Google Meet: nuove funzionalità AI Gemini per resoconti smart

Google Meet si arricchisce di nuove funzionalità grazie all’integrazione di Gemini, l’intelligenza artificiale sviluppata da Google, che consente di generare automaticamente sintesi e report delle riunioni per semplificare la collaborazione tra i partecipanti.
Tl;dr
- Gemini permette note automatiche anche nelle riunioni fisiche.
- Nuove funzioni avanzate arricchiscono Google Workspace.
- L’IA facilita l’organizzazione anche fuori dal lavoro.

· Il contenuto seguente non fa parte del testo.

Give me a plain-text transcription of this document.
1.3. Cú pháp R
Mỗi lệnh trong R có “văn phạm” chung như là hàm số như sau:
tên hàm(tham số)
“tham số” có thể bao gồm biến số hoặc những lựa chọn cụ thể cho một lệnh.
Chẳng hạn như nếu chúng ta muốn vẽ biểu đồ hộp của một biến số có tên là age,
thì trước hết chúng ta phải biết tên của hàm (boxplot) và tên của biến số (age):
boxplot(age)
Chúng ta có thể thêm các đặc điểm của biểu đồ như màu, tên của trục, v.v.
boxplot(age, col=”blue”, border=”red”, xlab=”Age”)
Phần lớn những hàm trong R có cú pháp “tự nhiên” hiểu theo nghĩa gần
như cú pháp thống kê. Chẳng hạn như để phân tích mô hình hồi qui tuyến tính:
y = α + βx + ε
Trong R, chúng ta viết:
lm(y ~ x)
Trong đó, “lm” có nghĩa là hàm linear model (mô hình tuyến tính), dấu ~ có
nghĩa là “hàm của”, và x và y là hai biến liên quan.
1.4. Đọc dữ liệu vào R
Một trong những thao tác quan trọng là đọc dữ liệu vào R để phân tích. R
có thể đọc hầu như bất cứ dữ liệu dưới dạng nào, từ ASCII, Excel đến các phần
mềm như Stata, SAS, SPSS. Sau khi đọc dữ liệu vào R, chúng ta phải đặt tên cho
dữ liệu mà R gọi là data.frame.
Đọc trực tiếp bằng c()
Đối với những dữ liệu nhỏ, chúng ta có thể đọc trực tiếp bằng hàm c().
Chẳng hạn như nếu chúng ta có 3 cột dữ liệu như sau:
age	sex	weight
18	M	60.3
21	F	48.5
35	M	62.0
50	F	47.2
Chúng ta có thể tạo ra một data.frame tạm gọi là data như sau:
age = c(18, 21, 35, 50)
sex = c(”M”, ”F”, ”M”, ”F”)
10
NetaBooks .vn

Innovazione nelle note: Gemini rivoluziona Google Meet
Durante il recente Cloud Next, l’appuntamento annuale di Google dedicato al cloud e all’intelligenza artificiale, sono state annunciate diverse novità di rilievo. Tra queste, spicca la possibilità di affidare a Gemini, il modello IA di casa Google, la redazione automatica di appunti non solo nelle videoconferenze, ma anche negli incontri in presenza.
Dalla videoconferenza alla sala riunioni: un salto nell’automazione
Finora riservata agli utenti delle videoriunioni, la funzione «Prendere appunti per me» diventa ora accessibile anche nei meeting faccia a faccia. Basta un semplice tocco sull’apposita opzione nella schermata iniziale di Google Meet, sia da smartphone sia da PC, e Gemini registra l’intera conversazione per poi sintetizzarla in un documento ordinato su Google Docs. Una soluzione che ha già convinto oltre 110 milioni di utenti dal debutto della funzione.
Attualmente questa novità si rivolge principalmente agli abbonati ai piani Business Standard/Plus ed Enterprise Standard/Plus, su dispositivi Android. L’estensione al web e a iOS è prevista a breve, ma occorre sottolineare che la funzione è ancora in fase alpha e potrebbe richiedere un’attivazione manuale da parte degli amministratori.
Un Workspace sempre più intelligente e personalizzabile
Le innovazioni presentate da Google non si esauriscono qui. Diversi elementi spiegano questa decisione:
- Tabelle interattive personalizzabili: dai kanban alle heatmap, tutto integrato.
- Automazione intelligente delle attività, grazie alle «skills» di Workspace Studio.
- Avatar virtuali personalizzati, con loghi e sfondi a scelta.
- Potenziamento della sicurezza dei dati, specie nella gestione IA tra USA ed Europa.
Dall’ufficio alla vita quotidiana: nuovi orizzonti per l’IA applicata alle note
Se fino a ieri strumenti come questi sembravano destinati solo ai professionisti, oggi la portata si amplia: dalla pianificazione familiare alla gestione degli eventi personali, le applicazioni sono numerose. È evidente come l’intelligenza artificiale sia destinata a ridefinire il modo in cui raccogliamo e organizziamo le informazioni, offrendo una memoria digitale precisa tanto alle aziende quanto ai privati.